Die weitere Parallele zwischen dem Briefschreiber und Kleist, daß
beide in derselben Absicht ärztliche Hilfe in Anspruch genommen haben, ist ganz
unzutreffend. Der Homosexuelle von heut mag ärztliche Hilfe aufsuchen, zu Kleists Zeiten
war die moderne Auffassung wenigstens in Laienkreisen nicht vertreten, daß man es mit
einer sexuellen Abnormität zu tun habe; was man heut als Leiden bezeichnet, galt damals
als Laster und nicht als Objekt ärztlicher Kunst. Wenn der Briefschreiber als
Stütze seiner Diagnose Kleists Liebesleben anführt und sich darauf beruft, daß Kleists
Brautstand in jungen Jahren denselben Verlauf genommen hat wie sein eigener, so muß diese
Begründung als durchaus stichhaltig anerkannt werden. In der Tat, wenn das Liebesleben
Kleists sich so gestaltet hätte, wie es nach den Kleistbiographien den Eindruck macht,
wenn wirklich der in jungen Jahren verlobte Dichter, der in seinen Briefen den Eindruck
eines kühl-zurückhaltenden Bräutigams macht, plötzlich und unvermittelt seine
Verlobung gelöst und dann nicht wieder den Versuch gemacht hätte, einem weiblichen Wesen
nahe zu treten, das ganze Sexualempfinden würde tatsächlich im Sinne des
Briefschreibers sehr verdächtig erscheinen müssen. Hamecher\2\, der bisher als erster und einziger Heinrich von Kleists
Liebesleben in einer kurzen Studie untersucht hat, <351:> kennt Kleist nur als
Bräutigam Wilhelmine v. Zenges, er leugnet Kleists homosexuelle Veranlagung, aber
seine Ausführungen können aus dem angeführten Grunde nicht überzeugend wirken. Würden
wir Kleist nur als Bräutigam Wilhelminens kennen, ich würde dem Briefschreiber nicht das
Recht zu seiner Verdächtigung absprechen, aber wir werden in der Folge sehen, daß
Wilhelmine im Grunde genommen nur eine Episode bedeutet im Liebesleben Kleists und, wie es
den Anschein hat, nur eine ziemlich nebensächliche, daß sein Herz in Wirklichkeit
anderen gehört hat. Der an sich berechtigte Einwand des Briefschreibers fällt also in
sich zusammen, wenn wir in der folgenden Untersuchung das Unzulängliche der bisherigen
Auffassung und Darstellung von Kleists Liebesleben gezeigt haben werden.
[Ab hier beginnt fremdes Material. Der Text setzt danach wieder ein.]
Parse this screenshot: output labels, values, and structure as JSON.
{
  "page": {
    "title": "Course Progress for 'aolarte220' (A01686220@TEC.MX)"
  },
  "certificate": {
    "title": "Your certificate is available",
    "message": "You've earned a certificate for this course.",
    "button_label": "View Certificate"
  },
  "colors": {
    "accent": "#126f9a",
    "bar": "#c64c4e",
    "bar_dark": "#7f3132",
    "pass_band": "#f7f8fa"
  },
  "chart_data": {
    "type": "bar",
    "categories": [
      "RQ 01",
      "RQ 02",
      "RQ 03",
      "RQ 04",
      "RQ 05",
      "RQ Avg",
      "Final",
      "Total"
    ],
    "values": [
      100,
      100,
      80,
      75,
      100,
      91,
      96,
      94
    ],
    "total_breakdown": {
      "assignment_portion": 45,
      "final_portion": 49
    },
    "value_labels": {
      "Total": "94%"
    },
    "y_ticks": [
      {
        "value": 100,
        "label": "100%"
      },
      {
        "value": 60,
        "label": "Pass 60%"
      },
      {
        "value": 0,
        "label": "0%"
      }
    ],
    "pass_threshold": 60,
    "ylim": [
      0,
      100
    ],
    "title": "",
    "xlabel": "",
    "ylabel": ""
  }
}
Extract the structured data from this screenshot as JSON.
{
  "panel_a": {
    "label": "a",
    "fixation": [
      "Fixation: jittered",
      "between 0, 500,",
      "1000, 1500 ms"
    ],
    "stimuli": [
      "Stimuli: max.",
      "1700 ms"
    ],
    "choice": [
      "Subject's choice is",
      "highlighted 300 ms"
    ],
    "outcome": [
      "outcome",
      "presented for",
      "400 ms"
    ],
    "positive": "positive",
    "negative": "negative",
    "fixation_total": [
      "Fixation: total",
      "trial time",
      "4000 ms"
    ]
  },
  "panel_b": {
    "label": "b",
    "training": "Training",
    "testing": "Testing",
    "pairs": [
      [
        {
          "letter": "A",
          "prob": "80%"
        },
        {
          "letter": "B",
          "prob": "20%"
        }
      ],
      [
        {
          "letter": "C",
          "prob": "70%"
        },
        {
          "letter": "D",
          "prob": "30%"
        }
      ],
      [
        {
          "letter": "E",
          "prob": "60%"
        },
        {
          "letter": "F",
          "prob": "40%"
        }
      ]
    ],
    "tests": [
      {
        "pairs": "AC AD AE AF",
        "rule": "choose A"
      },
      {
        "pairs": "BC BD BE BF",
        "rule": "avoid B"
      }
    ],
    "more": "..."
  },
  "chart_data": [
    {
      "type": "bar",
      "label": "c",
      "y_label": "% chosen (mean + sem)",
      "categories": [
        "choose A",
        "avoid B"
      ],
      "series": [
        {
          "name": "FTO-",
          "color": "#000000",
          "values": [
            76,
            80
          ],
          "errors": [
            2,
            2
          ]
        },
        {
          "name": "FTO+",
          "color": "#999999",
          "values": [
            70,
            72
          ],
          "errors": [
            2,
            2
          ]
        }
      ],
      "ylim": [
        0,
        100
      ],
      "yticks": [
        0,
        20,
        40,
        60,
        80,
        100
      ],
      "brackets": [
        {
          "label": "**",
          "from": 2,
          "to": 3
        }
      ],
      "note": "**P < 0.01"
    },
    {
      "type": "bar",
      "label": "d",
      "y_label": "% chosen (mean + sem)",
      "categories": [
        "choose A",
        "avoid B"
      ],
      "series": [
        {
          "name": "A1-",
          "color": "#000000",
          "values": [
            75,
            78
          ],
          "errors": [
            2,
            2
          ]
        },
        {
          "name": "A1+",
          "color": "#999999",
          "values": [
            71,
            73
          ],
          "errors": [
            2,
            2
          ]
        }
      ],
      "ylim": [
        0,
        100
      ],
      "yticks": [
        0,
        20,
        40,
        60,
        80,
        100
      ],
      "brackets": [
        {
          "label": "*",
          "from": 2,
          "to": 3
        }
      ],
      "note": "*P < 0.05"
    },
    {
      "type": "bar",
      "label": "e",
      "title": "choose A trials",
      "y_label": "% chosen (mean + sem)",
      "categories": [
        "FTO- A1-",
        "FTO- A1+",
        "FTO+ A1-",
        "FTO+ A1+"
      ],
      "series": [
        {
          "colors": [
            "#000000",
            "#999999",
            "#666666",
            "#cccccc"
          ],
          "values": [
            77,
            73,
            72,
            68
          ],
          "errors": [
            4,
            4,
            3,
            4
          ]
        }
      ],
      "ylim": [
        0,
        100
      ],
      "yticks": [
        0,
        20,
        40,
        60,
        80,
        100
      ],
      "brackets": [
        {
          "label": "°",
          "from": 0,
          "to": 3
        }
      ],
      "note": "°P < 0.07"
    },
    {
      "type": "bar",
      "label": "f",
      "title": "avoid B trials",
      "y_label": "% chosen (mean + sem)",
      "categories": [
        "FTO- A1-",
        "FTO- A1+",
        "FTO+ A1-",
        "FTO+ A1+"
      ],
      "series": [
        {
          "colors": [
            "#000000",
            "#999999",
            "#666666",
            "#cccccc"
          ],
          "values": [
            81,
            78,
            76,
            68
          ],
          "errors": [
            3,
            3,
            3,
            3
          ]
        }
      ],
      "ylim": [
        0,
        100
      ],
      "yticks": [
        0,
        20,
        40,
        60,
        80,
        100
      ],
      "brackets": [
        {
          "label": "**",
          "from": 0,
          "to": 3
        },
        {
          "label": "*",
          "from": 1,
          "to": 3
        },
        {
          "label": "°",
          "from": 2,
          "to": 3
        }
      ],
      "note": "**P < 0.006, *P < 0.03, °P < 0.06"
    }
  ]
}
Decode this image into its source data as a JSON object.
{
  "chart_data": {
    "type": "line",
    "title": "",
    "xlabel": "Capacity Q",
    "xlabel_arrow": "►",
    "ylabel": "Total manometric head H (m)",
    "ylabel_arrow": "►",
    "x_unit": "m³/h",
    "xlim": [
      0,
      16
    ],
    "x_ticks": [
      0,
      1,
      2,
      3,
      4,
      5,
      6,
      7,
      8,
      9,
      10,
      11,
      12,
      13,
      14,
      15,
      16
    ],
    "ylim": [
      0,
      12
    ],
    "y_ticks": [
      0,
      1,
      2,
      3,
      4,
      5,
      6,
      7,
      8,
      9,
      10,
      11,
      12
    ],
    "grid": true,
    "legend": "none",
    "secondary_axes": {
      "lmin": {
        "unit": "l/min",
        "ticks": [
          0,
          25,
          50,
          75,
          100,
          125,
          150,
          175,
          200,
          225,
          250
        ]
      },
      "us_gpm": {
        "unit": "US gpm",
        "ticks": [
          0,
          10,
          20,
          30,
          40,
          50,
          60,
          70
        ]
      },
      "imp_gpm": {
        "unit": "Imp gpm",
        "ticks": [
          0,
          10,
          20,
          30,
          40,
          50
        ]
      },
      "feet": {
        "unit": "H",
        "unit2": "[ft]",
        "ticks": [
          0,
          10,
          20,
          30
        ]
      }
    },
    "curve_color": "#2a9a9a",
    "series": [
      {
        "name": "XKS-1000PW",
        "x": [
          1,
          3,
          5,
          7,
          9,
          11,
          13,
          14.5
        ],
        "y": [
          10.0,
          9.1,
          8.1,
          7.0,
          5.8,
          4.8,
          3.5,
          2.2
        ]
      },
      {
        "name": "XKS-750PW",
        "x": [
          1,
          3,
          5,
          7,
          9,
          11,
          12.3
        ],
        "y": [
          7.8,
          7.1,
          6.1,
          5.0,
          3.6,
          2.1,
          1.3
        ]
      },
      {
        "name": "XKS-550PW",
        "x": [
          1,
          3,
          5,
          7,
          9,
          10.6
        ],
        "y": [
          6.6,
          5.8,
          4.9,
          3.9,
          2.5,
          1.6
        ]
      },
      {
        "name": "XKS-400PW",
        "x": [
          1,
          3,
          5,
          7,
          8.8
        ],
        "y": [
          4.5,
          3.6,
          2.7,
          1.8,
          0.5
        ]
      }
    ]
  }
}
\1\ Andererseits seine äußern Vorzüge
die Verführung reizen mußten (das hätte ja bei Onanie gar keinen Sinn!).
\1\ Kleist-Problem, S. 68
Zeile 22-30.
\1\ Kleist-Problem, Anhang 4
S. 176.
\2\ Masken, Wochenschrift des Düsseldorfer
Schauspielhauses II 23, abgedruckt aus Der Eigene.